Surge na Universidade da Madeira, o projecto Droide (Santos, Fermé, & Fernandes, 2005), uma nova abordagem de ensino como o objectivo de desenvolver, na sala de aula, projectos simples de robótica. Posteriormente foram desenvolvidos dois subprojectos: Droide M.L.P. (Figueira, 2008), uma plataforma que permite a programação do kit Lego Mindstorms NXT em 6 linguagens de programação distintas (C++, C#, Vb.NET, Java, Prolog e Pascal), munida de um conjunto de guias e tutoriais para a sua utilização; Droide Virtual (Santos, Fermé, & Fernandes, 2006), que utiliza a plataforma Moodle e a Framework da plataforma Droide M.L.P, para que os alunos do ensino secundário dos Açores, Madeira e Portugal Continental, possam resolver os desafios propostos, utilizando uma das linguagens que a plataforma oferece. Tendo em conta que o desenvolvimento de actividades práticas parece ser mais relevante e, ao mesmo tempo, mais motivador e interessante para os estudantes, o desenvolvimento colaborativo de projectos de robótica via web, pode constituir uma abordagem mais eficiente para o ensino de programação do que o ambiente tradicional de sala de aula (Santos, et al., 2006). Luis Gaspar (2007) acredita que esta plataforma é uma mais-valia para o ensino da iniciação da programação, como o caso da disciplina de Bases de Programação de 10.º ano do Curso Tecnológico de Informática.

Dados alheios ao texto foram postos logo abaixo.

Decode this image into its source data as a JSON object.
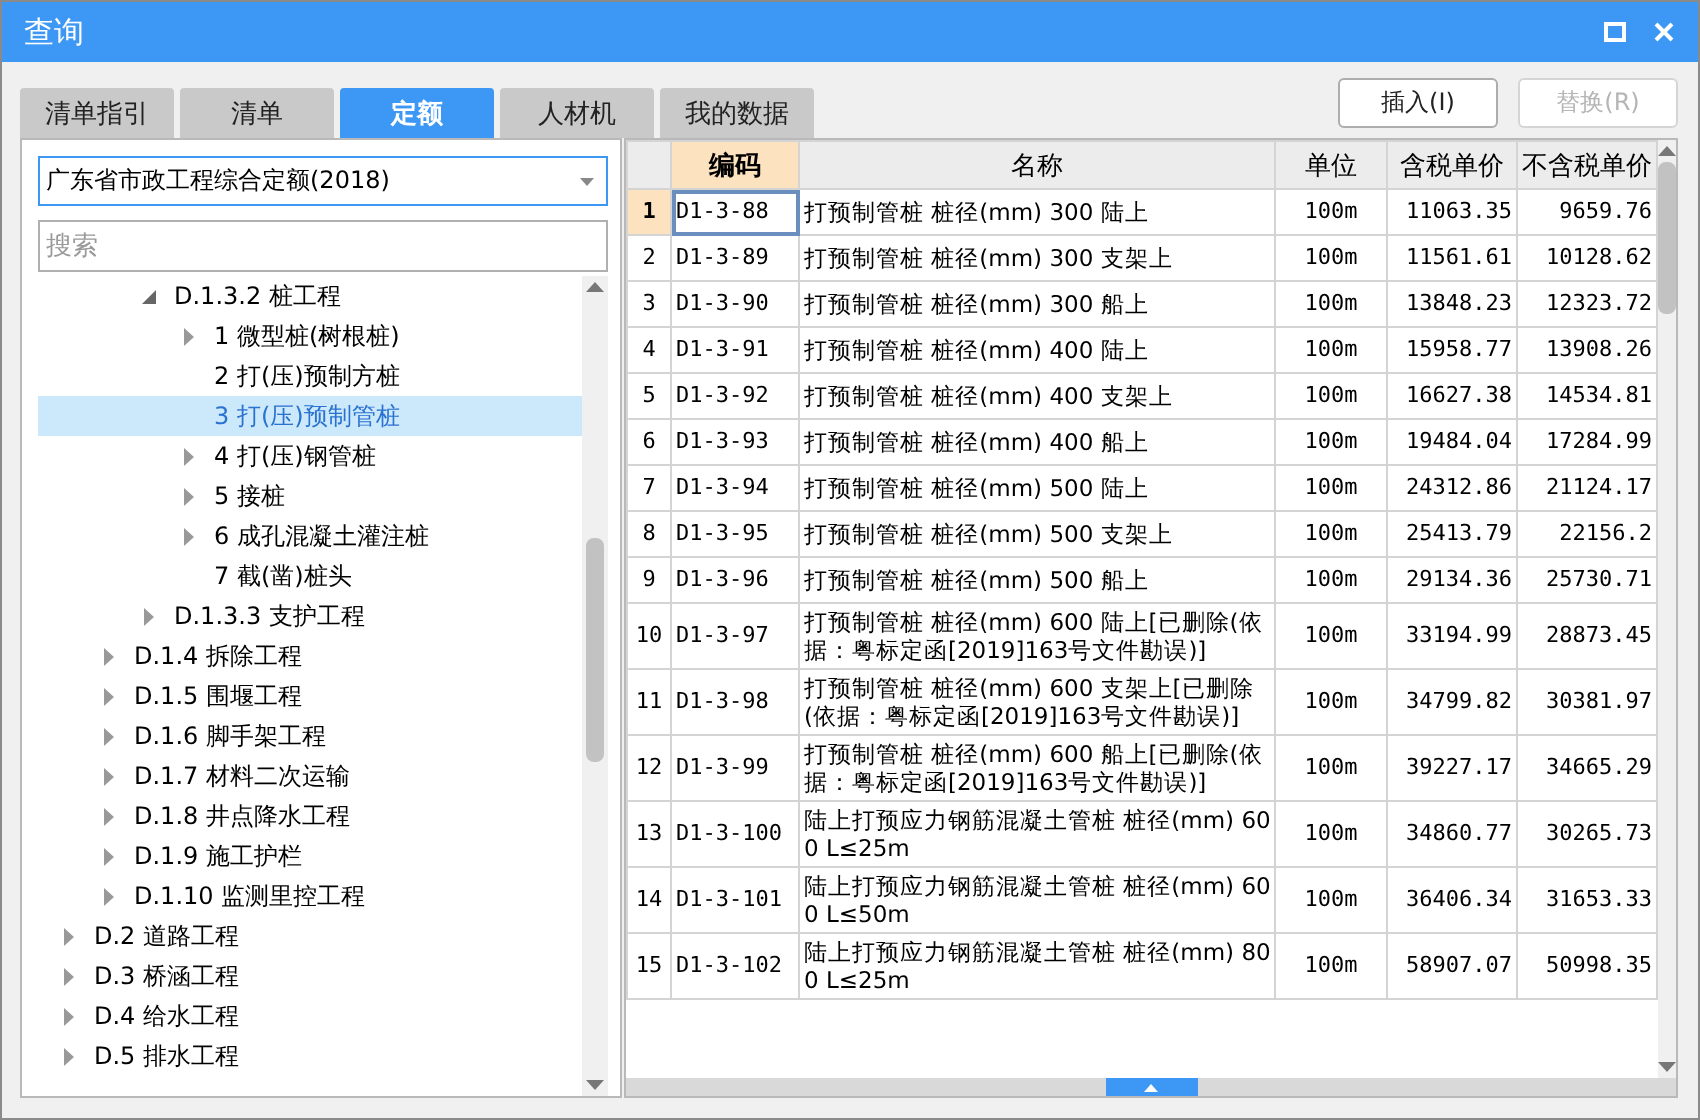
{
  "window": {
    "title": "查询"
  },
  "tabs": [
    {
      "label": "清单指引",
      "selected": false
    },
    {
      "label": "清单",
      "selected": false
    },
    {
      "label": "定额",
      "selected": true
    },
    {
      "label": "人材机",
      "selected": false
    },
    {
      "label": "我的数据",
      "selected": false
    }
  ],
  "buttons": [
    {
      "label": "插入(I)",
      "disabled": false
    },
    {
      "label": "替换(R)",
      "disabled": true
    }
  ],
  "library_select": {
    "value": "广东省市政工程综合定额(2018)"
  },
  "search": {
    "placeholder": "搜索"
  },
  "tree": [
    {
      "children": [
        {
          "children": [
            {
              "label": "D.1.3.2 桩工程",
              "expandable": true,
              "expanded": true,
              "selected": false,
              "children": [
                {
                  "label": "1 微型桩(树根桩)",
                  "expandable": true,
                  "expanded": false,
                  "selected": false
                },
                {
                  "label": "2 打(压)预制方桩",
                  "expandable": false,
                  "selected": false
                },
                {
                  "label": "3 打(压)预制管桩",
                  "expandable": false,
                  "selected": true
                },
                {
                  "label": "4 打(压)钢管桩",
                  "expandable": true,
                  "expanded": false,
                  "selected": false
                },
                {
                  "label": "5 接桩",
                  "expandable": true,
                  "expanded": false,
                  "selected": false
                },
                {
                  "label": "6 成孔混凝土灌注桩",
                  "expandable": true,
                  "expanded": false,
                  "selected": false
                },
                {
                  "label": "7 截(凿)桩头",
                  "expandable": false,
                  "selected": false
                }
              ]
            },
            {
              "label": "D.1.3.3 支护工程",
              "expandable": true,
              "expanded": false,
              "selected": false
            }
          ]
        },
        {
          "label": "D.1.4 拆除工程",
          "expandable": true,
          "expanded": false,
          "selected": false
        },
        {
          "label": "D.1.5 围堰工程",
          "expandable": true,
          "expanded": false,
          "selected": false
        },
        {
          "label": "D.1.6 脚手架工程",
          "expandable": true,
          "expanded": false,
          "selected": false
        },
        {
          "label": "D.1.7 材料二次运输",
          "expandable": true,
          "expanded": false,
          "selected": false
        },
        {
          "label": "D.1.8 井点降水工程",
          "expandable": true,
          "expanded": false,
          "selected": false
        },
        {
          "label": "D.1.9 施工护栏",
          "expandable": true,
          "expanded": false,
          "selected": false
        },
        {
          "label": "D.1.10 监测里控工程",
          "expandable": true,
          "expanded": false,
          "selected": false
        }
      ]
    },
    {
      "label": "D.2 道路工程",
      "expandable": true,
      "expanded": false,
      "selected": false
    },
    {
      "label": "D.3 桥涵工程",
      "expandable": true,
      "expanded": false,
      "selected": false
    },
    {
      "label": "D.4 给水工程",
      "expandable": true,
      "expanded": false,
      "selected": false
    },
    {
      "label": "D.5 排水工程",
      "expandable": true,
      "expanded": false,
      "selected": false
    }
  ],
  "table": {
    "columns": [
      "编码",
      "名称",
      "单位",
      "含税单价",
      "不含税单价"
    ],
    "rows": [
      {
        "num": "1",
        "code": "D1-3-88",
        "name": "打预制管桩 桩径(mm) 300 陆上",
        "unit": "100m",
        "price_tax": "11063.35",
        "price_notax": "9659.76",
        "selected": true
      },
      {
        "num": "2",
        "code": "D1-3-89",
        "name": "打预制管桩 桩径(mm) 300 支架上",
        "unit": "100m",
        "price_tax": "11561.61",
        "price_notax": "10128.62",
        "selected": false
      },
      {
        "num": "3",
        "code": "D1-3-90",
        "name": "打预制管桩 桩径(mm) 300 船上",
        "unit": "100m",
        "price_tax": "13848.23",
        "price_notax": "12323.72",
        "selected": false
      },
      {
        "num": "4",
        "code": "D1-3-91",
        "name": "打预制管桩 桩径(mm) 400 陆上",
        "unit": "100m",
        "price_tax": "15958.77",
        "price_notax": "13908.26",
        "selected": false
      },
      {
        "num": "5",
        "code": "D1-3-92",
        "name": "打预制管桩 桩径(mm) 400 支架上",
        "unit": "100m",
        "price_tax": "16627.38",
        "price_notax": "14534.81",
        "selected": false
      },
      {
        "num": "6",
        "code": "D1-3-93",
        "name": "打预制管桩 桩径(mm) 400 船上",
        "unit": "100m",
        "price_tax": "19484.04",
        "price_notax": "17284.99",
        "selected": false
      },
      {
        "num": "7",
        "code": "D1-3-94",
        "name": "打预制管桩 桩径(mm) 500 陆上",
        "unit": "100m",
        "price_tax": "24312.86",
        "price_notax": "21124.17",
        "selected": false
      },
      {
        "num": "8",
        "code": "D1-3-95",
        "name": "打预制管桩 桩径(mm) 500 支架上",
        "unit": "100m",
        "price_tax": "25413.79",
        "price_notax": "22156.2",
        "selected": false
      },
      {
        "num": "9",
        "code": "D1-3-96",
        "name": "打预制管桩 桩径(mm) 500 船上",
        "unit": "100m",
        "price_tax": "29134.36",
        "price_notax": "25730.71",
        "selected": false
      },
      {
        "num": "10",
        "code": "D1-3-97",
        "name": "打预制管桩 桩径(mm) 600 陆上[已删除(依据：粤标定函[2019]163号文件勘误)]",
        "unit": "100m",
        "price_tax": "33194.99",
        "price_notax": "28873.45",
        "selected": false
      },
      {
        "num": "11",
        "code": "D1-3-98",
        "name": "打预制管桩 桩径(mm) 600 支架上[已删除(依据：粤标定函[2019]163号文件勘误)]",
        "unit": "100m",
        "price_tax": "34799.82",
        "price_notax": "30381.97",
        "selected": false
      },
      {
        "num": "12",
        "code": "D1-3-99",
        "name": "打预制管桩 桩径(mm) 600 船上[已删除(依据：粤标定函[2019]163号文件勘误)]",
        "unit": "100m",
        "price_tax": "39227.17",
        "price_notax": "34665.29",
        "selected": false
      },
      {
        "num": "13",
        "code": "D1-3-100",
        "name": "陆上打预应力钢筋混凝土管桩 桩径(mm) 600 L≤25m",
        "unit": "100m",
        "price_tax": "34860.77",
        "price_notax": "30265.73",
        "selected": false
      },
      {
        "num": "14",
        "code": "D1-3-101",
        "name": "陆上打预应力钢筋混凝土管桩 桩径(mm) 600 L≤50m",
        "unit": "100m",
        "price_tax": "36406.34",
        "price_notax": "31653.33",
        "selected": false
      },
      {
        "num": "15",
        "code": "D1-3-102",
        "name": "陆上打预应力钢筋混凝土管桩 桩径(mm) 800 L≤25m",
        "unit": "100m",
        "price_tax": "58907.07",
        "price_notax": "50998.35",
        "selected": false
      }
    ]
  }
}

Delman et al. (2009) desenvolveram um sistema de ensino de C/C++ que usa os robôs Lego Mindstorms RCX, num curso de ciências e computação, para a aprendizagem da iniciação à programação. O sistema foi implementado utilizando o firmware BrickOS e o ambiente de desenvolvimento integrado (IDE) Code::Block, desenvolvidos pela comunidade open source. Foi também integrado no Code::Blocks o emulador BrickEMU. O presente sistema permite desenvolver programas em C/C++ no Code::Block, compilar e efectuar o download para o bloco RCX, executar o programa e por fim observar o comportamento do robô. O ambiente IDE e o software de robótica são executados na máquina virtual Sun VirtualBox, permitindo uma plataforma de programação uniforme para todos os Sistemas Operativos (Windows, MacOS e Unix/Linux). O objectivo é ensinar a desenvolver o raciocínio lógico na algoritmia em vez do estudante concentrar-se apenas nas especificidades da linguagem de programação. Posteriormente, desenvolveram um sistema de ensino de C/C++ que usa os novos robôs Lego Mindstorms NXT.


O Instituto de Educação da Universidade de Lisboa organizou o primeiro encontro internacional dedicado à problemática do uso das TIC ao serviço da aprendizagem - ticEDUCA2010 (ticEDUCA, 2010). A conferência, entre outras semelhantes realizadas na sociedade portuguesa, é uma excelente oportunidade para promover a partilha de reflexões e o intercâmbio de boas práticas de aprendizagem mediadas pela tecnologia.